03 Oct 2017 | Peter Stöckli
Apache Tomcat RCE if readonly set to false (CVE-2017-12617)
The Vulnerability
The Apache Tomcat team announced today that all Tomcat versions before 9.0.1 (Beta), 8.5.23, 8.0.47 and 7.0.82 contain a potentially dangerous remote code execution (RCE) vulnerability on all operating systems if the default servlet is configured with the parameter readonly
set to false
or the WebDAV servlet is enabled with the parameter readonly
set to false
.
This configuration would allow any unauthenticated user to upload files (as used in WebDAV). It was discovered that the filter that prevents the uploading of JavaServer Pages (.jsp) can be circumvented. So JSPs can be uploaded, which then can be executed on the server.
Now since this feature is typically not wanted, most publicly exposed system won’t have readonly
set to false
.
This security issue (CVE-2017-12617) was discovered after a similar vulnerability in Tomcat 7 on Windows CVE-2017-12615 has been fixed. Unfortunately it has been publicly disclosed in the Tomcat Bugtracker on the 20th of September.
Updating Tomcat to a version where the vulnerability is fixed is recommended in all cases.
(The setting could be enabled by accident or other vulnerable combinations could be discovered.)
Part of the original announcement:
CVE-2017-12617 Apache Tomcat Remote Code Execution via JSP Upload Severity: Important Versions Affected: Apache Tomcat 9.0.0.M1 to 9.0.0 Apache Tomcat 8.5.0 to 8.5.22 Apache Tomcat 8.0.0.RC1 to 8.0.46 Apache Tomcat 7.0.0 to 7.0.81 Description: When running with HTTP PUTs enabled (e.g. via setting the readonly initialisation parameter of the Default servlet to false) it was possible to upload a JSP file to the server via a specially crafted request. This JSP could then be requested and any code it contained would be executed by the server. Mitigation: Users of the affected versions should apply one of the following mitigations: - Upgrade to Apache Tomcat 9.0.1 or later - Upgrade to Apache Tomcat 8.5.23 or later - Upgrade to Apache Tomcat 8.0.47 or later - Upgrade to Apache Tomcat 7.0.82 or later Credit: This issue was first reported publicly followed by multiple reports to the Apache Tomcat Security Team. History: 2017-10-03 Original advisory
The Exploit
The publicly described exploit is as simple as sending a special crafted HTTP PUT
request with a JSP as payload to a Tomcat server.
The code is then executed when the newly uploaded JSP is accessed via an HTTP client (e.g. web browser):
The Misconfiguration
The misconfiguration in the default servlet can be spotted by checking if the web.xml
of the default servlet contains an init-param like this (typically there are other init-params set):
Please note: that the misconfiguration could also take place in code or the configuration of the WebDAV servlet (if enabled).

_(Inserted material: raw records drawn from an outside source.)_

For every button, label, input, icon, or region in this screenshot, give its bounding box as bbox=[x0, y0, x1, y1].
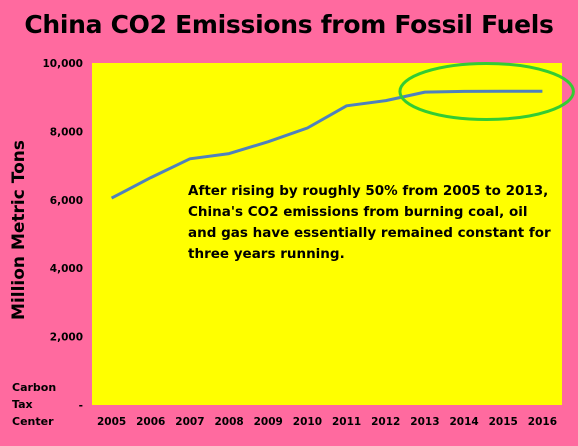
x-tick-label: 2007 bbox=[175, 416, 204, 428]
y-axis-label: Million Metric Tons bbox=[9, 140, 29, 320]
y-axis-label-wrap: Million Metric Tons bbox=[4, 120, 34, 340]
x-tick-label: 2006 bbox=[136, 416, 165, 428]
x-axis: 2005 2006 2007 2008 2009 2010 2011 2012 2013 2014… bbox=[97, 416, 557, 428]
y-tick-label: 2,000 bbox=[50, 332, 83, 344]
y-tick-label: 6,000 bbox=[50, 195, 83, 207]
x-tick-label: 2005 bbox=[97, 416, 126, 428]
x-tick-label: 2010 bbox=[293, 416, 322, 428]
x-tick-label: 2013 bbox=[410, 416, 439, 428]
x-tick-label: 2016 bbox=[528, 416, 557, 428]
x-tick-label: 2012 bbox=[371, 416, 400, 428]
chart-title: China CO2 Emissions from Fossil Fuels bbox=[24, 10, 554, 39]
x-tick-label: 2011 bbox=[332, 416, 361, 428]
chart-annotation: After rising by roughly 50% from 2005 to… bbox=[188, 183, 551, 262]
series-line-co2-emissions bbox=[110, 89, 543, 200]
y-axis: - 2,000 4,000 6,000 8,000 10,000 bbox=[42, 58, 83, 412]
source-credit: Carbon Tax Center bbox=[12, 381, 57, 428]
x-tick-label: 2015 bbox=[489, 416, 518, 428]
y-tick-label: 10,000 bbox=[42, 58, 83, 70]
x-tick-label: 2009 bbox=[254, 416, 283, 428]
x-tick-label: 2014 bbox=[449, 416, 478, 428]
y-tick-label: 4,000 bbox=[50, 263, 83, 275]
y-tick-label: 8,000 bbox=[50, 126, 83, 138]
y-tick-label: - bbox=[79, 400, 83, 412]
highlight-ellipse bbox=[398, 61, 575, 121]
x-tick-label: 2008 bbox=[214, 416, 243, 428]
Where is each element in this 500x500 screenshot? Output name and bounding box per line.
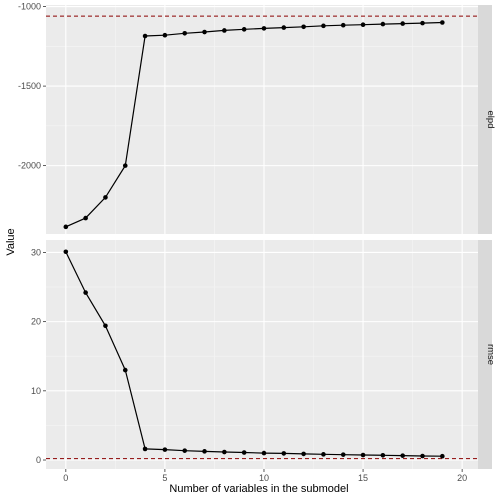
data-point (162, 32, 168, 38)
data-point (301, 24, 306, 30)
x-tick-label: 10 (259, 473, 269, 483)
data-point (420, 20, 425, 26)
data-point (63, 224, 69, 230)
x-tick-label: 15 (358, 473, 368, 483)
data-point (400, 21, 405, 26)
data-point (142, 33, 148, 39)
data-point (340, 22, 346, 28)
x-axis: 0 5 10 15 20 (63, 469, 467, 483)
facet-strip (478, 240, 492, 469)
panel-elpd: -2000 -1500 -1000 elpd (18, 2, 496, 234)
y-tick-label: 10 (31, 386, 41, 396)
data-point (380, 21, 386, 27)
data-point (281, 451, 287, 456)
panel-background (46, 240, 478, 469)
data-point (340, 452, 346, 457)
x-tick-label: 20 (457, 473, 467, 483)
y-tick-label: 30 (31, 247, 41, 257)
panels: -2000 -1500 -1000 elpd 0 10 20 30 rmse 0 5 10 15 20 (18, 2, 496, 483)
data-point (222, 449, 227, 455)
series-line (65, 251, 443, 457)
data-point (162, 447, 168, 452)
data-point (83, 215, 88, 221)
data-point (122, 163, 128, 168)
x-axis-title: Number of variables in the submodel (169, 483, 348, 495)
data-point (440, 20, 445, 25)
data-point (420, 453, 425, 459)
data-point (321, 452, 326, 457)
data-point (440, 453, 445, 459)
data-point (281, 25, 287, 30)
y-tick-label: -2000 (18, 161, 41, 171)
facet-strip (478, 5, 492, 234)
data-point (103, 195, 108, 200)
x-tick-label: 0 (63, 473, 68, 483)
y-axis-title: Value (5, 228, 17, 255)
data-point (261, 26, 267, 31)
facet-strip-label: rmse (485, 344, 496, 365)
data-point (182, 448, 188, 453)
series-line (65, 21, 443, 228)
data-point (241, 27, 247, 32)
data-point (241, 450, 247, 455)
data-point (261, 450, 267, 456)
data-point (380, 453, 386, 458)
data-point (222, 28, 227, 33)
data-point (83, 290, 88, 295)
y-tick-label: -1500 (18, 81, 41, 91)
data-point (301, 451, 306, 457)
x-tick-label: 5 (162, 473, 167, 483)
data-point (182, 31, 188, 36)
data-point (321, 23, 326, 29)
panel-rmse: 0 10 20 30 rmse (31, 240, 496, 469)
data-point (63, 249, 69, 255)
data-point (142, 446, 148, 452)
facet-strip-label: elpd (485, 111, 496, 129)
data-point (360, 452, 366, 458)
y-tick-label: 20 (31, 317, 41, 327)
y-tick-label: -1000 (18, 2, 41, 12)
data-point (202, 449, 207, 454)
data-point (103, 323, 108, 329)
data-point (360, 22, 366, 28)
data-point (400, 453, 405, 458)
data-point (122, 367, 128, 373)
y-tick-label: 0 (36, 455, 41, 465)
data-point (202, 29, 207, 35)
panel-background (46, 5, 478, 234)
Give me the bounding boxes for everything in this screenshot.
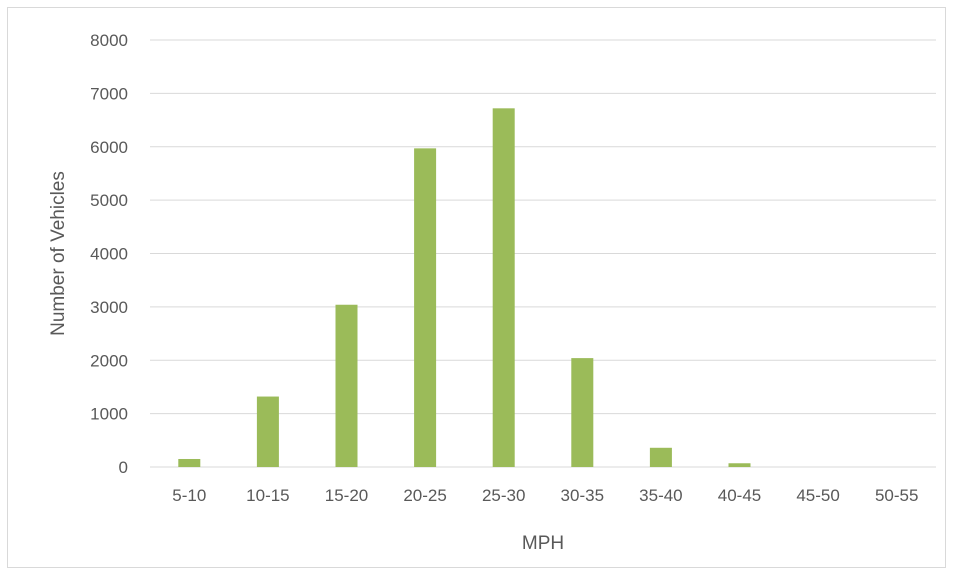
x-tick-label: 20-25 — [403, 486, 446, 505]
bar-25-30 — [492, 108, 515, 467]
bar-30-35 — [571, 358, 594, 467]
x-tick-label: 45-50 — [796, 486, 839, 505]
y-tick-label: 1000 — [90, 405, 128, 424]
x-tick-label: 40-45 — [718, 486, 761, 505]
x-tick-label: 30-35 — [561, 486, 604, 505]
x-axis-ticks: 5-10 10-15 15-20 20-25 25-30 30-35 35-40 40-45 4… — [172, 486, 918, 505]
y-tick-label: 0 — [119, 458, 128, 477]
chart-frame — [7, 7, 946, 568]
y-tick-label: 4000 — [90, 245, 128, 264]
x-axis-title: MPH — [522, 533, 564, 554]
bar-40-45 — [728, 463, 751, 467]
y-tick-label: 6000 — [90, 138, 128, 157]
y-axis-ticks: 0 1000 2000 3000 4000 5000 6000 7000 8000 — [90, 31, 128, 477]
x-tick-label: 50-55 — [875, 486, 918, 505]
x-tick-label: 15-20 — [325, 486, 368, 505]
x-tick-label: 5-10 — [172, 486, 206, 505]
gridlines — [150, 39, 936, 468]
y-tick-label: 8000 — [90, 31, 128, 50]
bar-20-25 — [414, 148, 437, 467]
bar-15-20 — [335, 304, 358, 467]
y-tick-label: 5000 — [90, 191, 128, 210]
x-tick-label: 25-30 — [482, 486, 525, 505]
x-tick-label: 35-40 — [639, 486, 682, 505]
y-tick-label: 7000 — [90, 84, 128, 103]
x-tick-label: 10-15 — [246, 486, 289, 505]
y-tick-label: 3000 — [90, 298, 128, 317]
bars — [178, 108, 751, 467]
y-axis-title: Number of Vehicles — [48, 171, 69, 336]
bar-35-40 — [649, 447, 672, 467]
y-tick-label: 2000 — [90, 351, 128, 370]
bar-5-10 — [178, 458, 201, 467]
bar-10-15 — [256, 396, 279, 467]
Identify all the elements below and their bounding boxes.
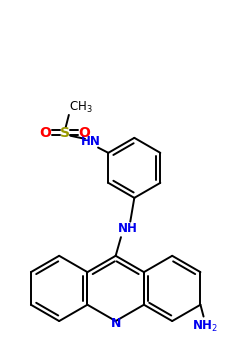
Text: S: S [60,126,70,140]
Text: O: O [78,126,90,140]
Text: HN: HN [81,135,101,148]
Text: O: O [40,126,52,140]
Text: NH: NH [118,222,138,235]
Text: CH$_3$: CH$_3$ [70,100,93,115]
Text: N: N [110,317,121,330]
Text: NH$_2$: NH$_2$ [192,319,218,334]
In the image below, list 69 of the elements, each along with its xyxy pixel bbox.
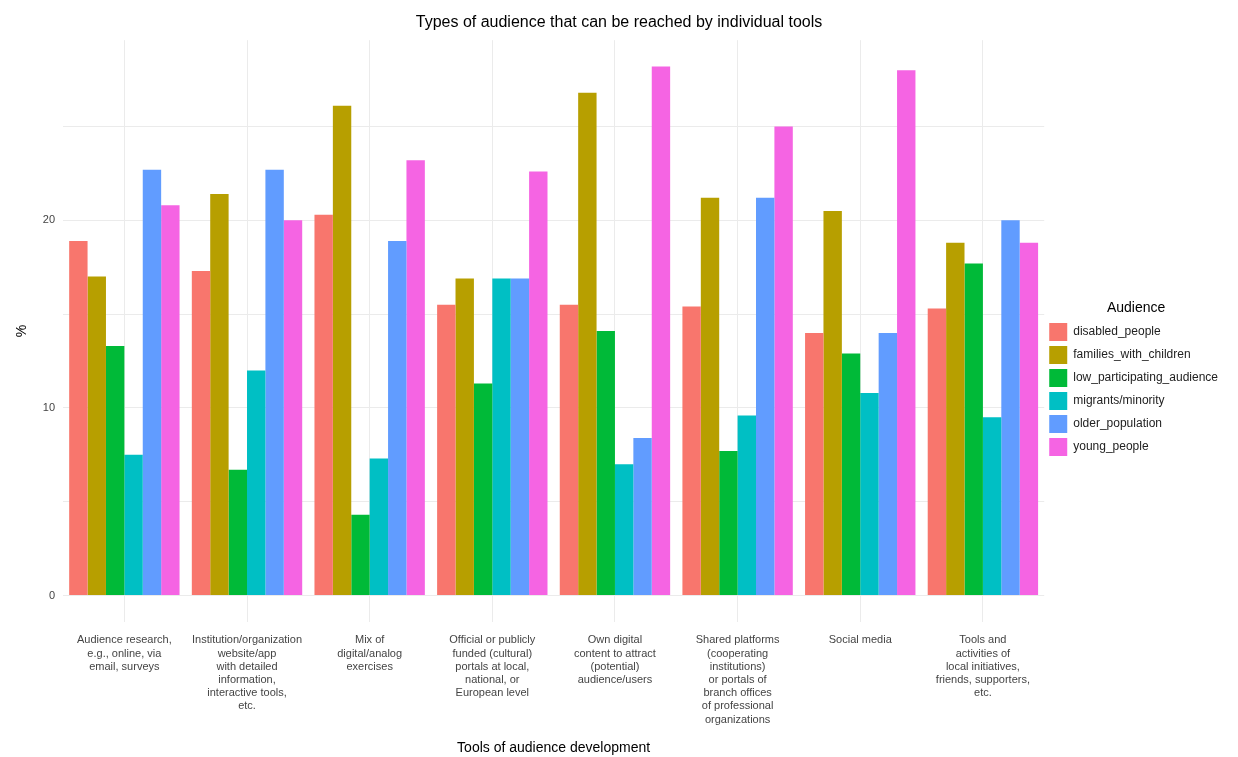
legend-title: Audience xyxy=(1106,298,1166,315)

The documentation of the default servlet talks about the read only param like this:
Is this context "read only", so HTTP commands like PUT and DELETE are rejected? [true]
Since this sentence does not mention the dangers of this param we suggested a change of said documentation.
The Mitigation
Updating Tomcat to a version where the vulnerability is fixed (e.g. Tomcat 8.5.23) is recommended.
The readonly
init-param shouldn’t be set to false
. If this param is left to the default (true
) an attacker has not been able to upload files.
On this occasion it’s also a good idea to make sure that you don’t have the same vulnerability in custom PUT
implementations (also see: Unrestricted File Upload).
Additionally, it’s of course also possible to block PUT
and DELETE
requests on the frontend server (e.g. on the Web Application Firewall (WAF)).
Final Thoughts
In our eyes it is almost always wrong to set readonly
to false
and hopefully most publicly accessible Tomcat servers don’t have it set to false anyways.
If you are a user of Apache Tomcat it is recommended to subscribe to the tomcat-announce mailinglist to get information about new releases and security vulnerabilities directly from the Tomcat team.
Update for developers (04 Oct 2017)
On some sites on the Internet (e.g. on Stack Overflow) you find the information that you should set readonly
to false
to make
your custom servlet accept PUT
or DELETE
requests. That is simply wrong!
Update (05 Oct 2017)
Updated the blog post to better point out that an upgrade to a fixed Tomcat version is (of course) recommended. Added the original announcement.
Update (09 Oct 2017)
Extended Mitigation chapter, improved wording.